Jace Luster is at the Hopple Street Neighborhood Health Center for his 1-month, well-child checkup. He’s clearly growing and developing well, doing everything you’d expect a 1-month-old to do — and more.

In fact, when psychologist Rachel Herbst, PhD, asks his parents “What are your favorite things he’s doing,” they tell her Jace is already trying to lift his head.

Promoting Child Behavioral Health, Effective Parenting and Family Strengths

You may wonder: Why is a psychologist in the exam room for a newborn’s 1-month checkup?

The answer is that Dr. Herbst is a member of an innovative team at the primary care center Cincinnati Children’s operates in North Fairmount, a medically underserved neighborhood. Doctors and psychologists there collaborate to provide medical and behavioral health services during well-child visits for children from birth to age 5.

Dr. Herbst’s focus is on how children are developing and how their families are functioning. She identifies and praises what parents are doing well, and coaches them on what to expect as their child moves to the next developmental stage.

If the family needs additional support, she can arrange follow-up counseling.

Problem-solving and Reassurance

Indiya Black tells Dr.
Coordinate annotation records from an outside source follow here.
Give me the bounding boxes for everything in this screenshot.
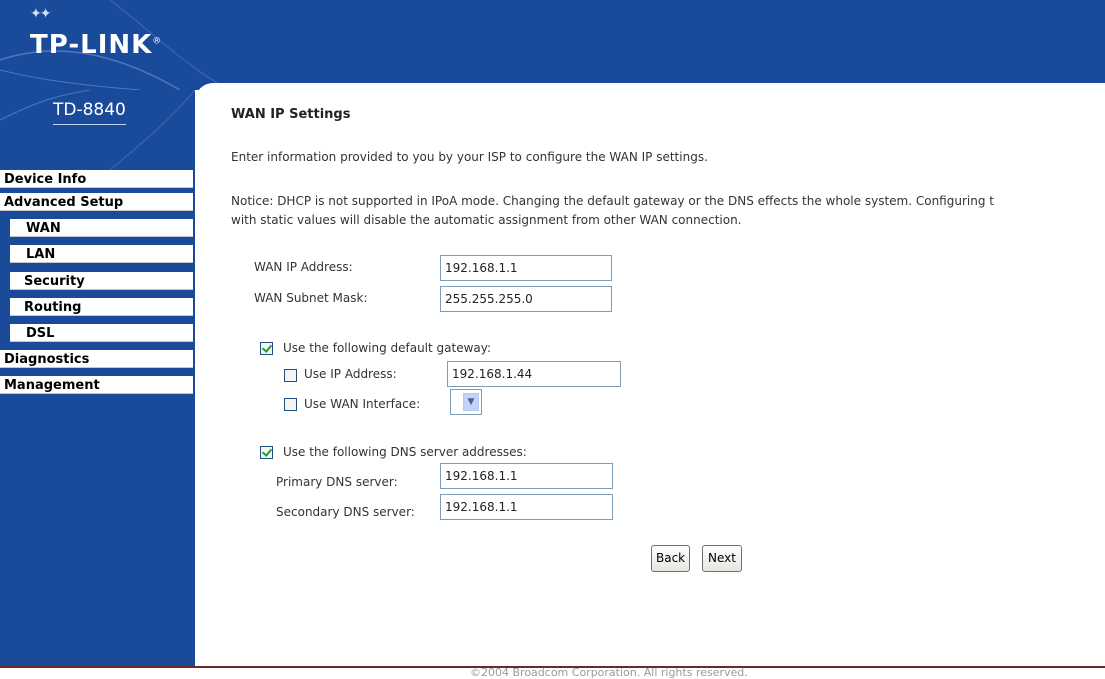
logo-dots-icon: ✦✦ <box>30 6 52 22</box>
use-wan-interface-label: Use WAN Interface: <box>304 397 421 411</box>
page-title: WAN IP Settings <box>231 107 351 122</box>
dns-label: Use the following DNS server addresses: <box>283 445 527 459</box>
menu-security[interactable]: Security <box>10 272 193 290</box>
wan-ip-input[interactable]: 192.168.1.1 <box>440 255 612 281</box>
header-swoosh <box>0 0 231 90</box>
notice-text-line2: with static values will disable the auto… <box>231 213 742 227</box>
menu-lan[interactable]: LAN <box>10 245 193 263</box>
primary-dns-input[interactable]: 192.168.1.1 <box>440 463 613 489</box>
menu-diagnostics[interactable]: Diagnostics <box>0 350 193 368</box>
menu-routing[interactable]: Routing <box>10 298 193 316</box>
chevron-down-icon[interactable]: ▼ <box>463 393 479 411</box>
footer-copyright: ©2004 Broadcom Corporation. All rights r… <box>470 666 748 679</box>
menu-management[interactable]: Management <box>0 376 193 394</box>
secondary-dns-label: Secondary DNS server: <box>276 505 415 519</box>
secondary-dns-input[interactable]: 192.168.1.1 <box>440 494 613 520</box>
wan-mask-input[interactable]: 255.255.255.0 <box>440 286 612 312</box>
gateway-ip-input[interactable]: 192.168.1.44 <box>447 361 621 387</box>
menu-device-info[interactable]: Device Info <box>0 170 193 188</box>
tp-link-logo: TP-LINK® <box>30 30 163 60</box>
intro-text: Enter information provided to you by you… <box>231 150 708 164</box>
dns-checkbox[interactable] <box>260 446 273 459</box>
header-banner: ✦✦ TP-LINK® <box>0 0 1105 90</box>
notice-text-line1: Notice: DHCP is not supported in IPoA mo… <box>231 194 994 208</box>
wan-ip-label: WAN IP Address: <box>254 260 353 274</box>
use-ip-address-checkbox[interactable] <box>284 369 297 382</box>
wan-mask-label: WAN Subnet Mask: <box>254 291 368 305</box>
next-button[interactable]: Next <box>702 545 742 572</box>
default-gateway-checkbox[interactable] <box>260 342 273 355</box>
wan-interface-select[interactable]: ▼ <box>450 389 482 415</box>
menu-dsl[interactable]: DSL <box>10 324 193 342</box>
model-name: TD-8840 <box>53 100 126 125</box>
menu-advanced-setup[interactable]: Advanced Setup <box>0 193 193 211</box>
back-button[interactable]: Back <box>651 545 690 572</box>
use-ip-address-label: Use IP Address: <box>304 367 397 381</box>
use-wan-interface-checkbox[interactable] <box>284 398 297 411</box>
primary-dns-label: Primary DNS server: <box>276 475 398 489</box>
menu-wan[interactable]: WAN <box>10 219 193 237</box>
default-gateway-label: Use the following default gateway: <box>283 341 492 355</box>
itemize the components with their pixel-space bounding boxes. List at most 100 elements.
Herbst that Jace sleeps when she’s up and is awake when she needs to sleep. She’s exhausted. Dr. Herbst talks about ways the family can try to reset Jace’s sleep pattern.

They share another concern: Are they spoiling Jace by holding him too much when he cries? Dr. Herbst reassures them. She explains that Jace is too young to calm himself. That part of his brain isn’t developed yet. Holding him is the right thing to do and will help him learn to soothe himself when he’s a few months older.

She says her goodbyes as pediatrician Sarah Schechter, MD, continues with the checkup. Dr. Herbst will see the family again at Jace’s 2-month visit — and hopes baby and parents are all sleeping better by then.